Django Unchained ***** The film doesn't play it safe, so neither will I. Instead, I'll say that it finds writer/director Quentin Tarantino perched improbably but securely on the top of a production that's wildly extravagant, ferociously violent, ludicrously lurid and outrageously entertaining, yet also, remarkably, very much about the pernicious lunacy of racism and, yes, slavery's singular horrors. It also has the pure, almost meaningless excitement which I found sorely lacking in Tarantino's previous film, Inglourious Basterds, with its misfiring spaghetti-Nazi trope and boring plot.


Trashed ***½ If we must talk trash, Jeremy Irons — assisted by a scientist or two and Vangelis's doomy score — is an inspired choice of guide. Soothing and sensitive, his liquid gaze alighting on oozing landfills and belching incinerators, he moves through the film with a tragic dignity that belies his whimsical neckwear and jaunty hats.
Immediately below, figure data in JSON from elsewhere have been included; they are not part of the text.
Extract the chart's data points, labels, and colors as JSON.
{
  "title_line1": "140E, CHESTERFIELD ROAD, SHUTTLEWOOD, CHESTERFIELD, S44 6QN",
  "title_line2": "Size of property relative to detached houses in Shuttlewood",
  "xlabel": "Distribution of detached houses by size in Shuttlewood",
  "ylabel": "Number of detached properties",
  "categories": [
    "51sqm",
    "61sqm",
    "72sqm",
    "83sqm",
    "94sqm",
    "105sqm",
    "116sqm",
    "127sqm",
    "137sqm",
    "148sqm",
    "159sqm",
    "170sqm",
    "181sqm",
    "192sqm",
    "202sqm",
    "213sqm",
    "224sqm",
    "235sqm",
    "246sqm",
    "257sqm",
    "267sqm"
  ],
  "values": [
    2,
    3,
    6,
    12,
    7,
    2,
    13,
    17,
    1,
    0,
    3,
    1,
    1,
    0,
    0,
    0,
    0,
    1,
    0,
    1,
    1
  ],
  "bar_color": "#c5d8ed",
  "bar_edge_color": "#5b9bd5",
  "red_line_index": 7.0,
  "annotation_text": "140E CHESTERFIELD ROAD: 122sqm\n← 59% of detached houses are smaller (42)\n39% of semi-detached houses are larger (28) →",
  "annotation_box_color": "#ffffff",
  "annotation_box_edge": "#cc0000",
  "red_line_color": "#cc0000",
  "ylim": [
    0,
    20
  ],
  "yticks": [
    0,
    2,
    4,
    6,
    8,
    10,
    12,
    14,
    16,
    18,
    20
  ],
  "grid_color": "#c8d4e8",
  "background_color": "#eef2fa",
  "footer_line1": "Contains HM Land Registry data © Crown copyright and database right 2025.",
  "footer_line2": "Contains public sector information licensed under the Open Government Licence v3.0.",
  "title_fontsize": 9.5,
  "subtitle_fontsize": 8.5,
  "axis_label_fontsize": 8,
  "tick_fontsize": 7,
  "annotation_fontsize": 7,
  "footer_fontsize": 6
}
Future Weather ***½ Revolving around a quietly spectacular performance by young Perla Haney-Jardine, Future Weather integrates a green message into a striking and emotional drama about intergenerational female conflict.


A Whisper to a Roar ***½ An impressive array of archival news footage, enlightening interviews with activists, politicos, academics and journalists, plus a dispensable Alfred Molina-narrated animated parable, round out this provocative, if at times overly ambitious documentary about the soft dictatorships that constrained five different countries and the peaceful revolutions that sought to expunge them.


Dragon **½ As a whole, it does not quite work, especially at the end, when director Peter Chan tries for a Shakespearean climax of filial rebellion and paternal rage. But at its less grandiose moments, the combination of expressive acting and kinetic action pays off in ways that are likely to satisfy both novices and adepts in martial-arts fandom.


Save the Date **½ The film has the vapid, beige feel of an off-the-peg product made to exploit a niche market rather than a film with something on its mind about what it means to make the jump from youth to adulthood today.


One Day on Earth **½ The film is driven by a we-are-the-world connectedness, but remains a travelogue in search of a defining center. The overall impression is as fleeting as much of the imagery that flashes across the screen.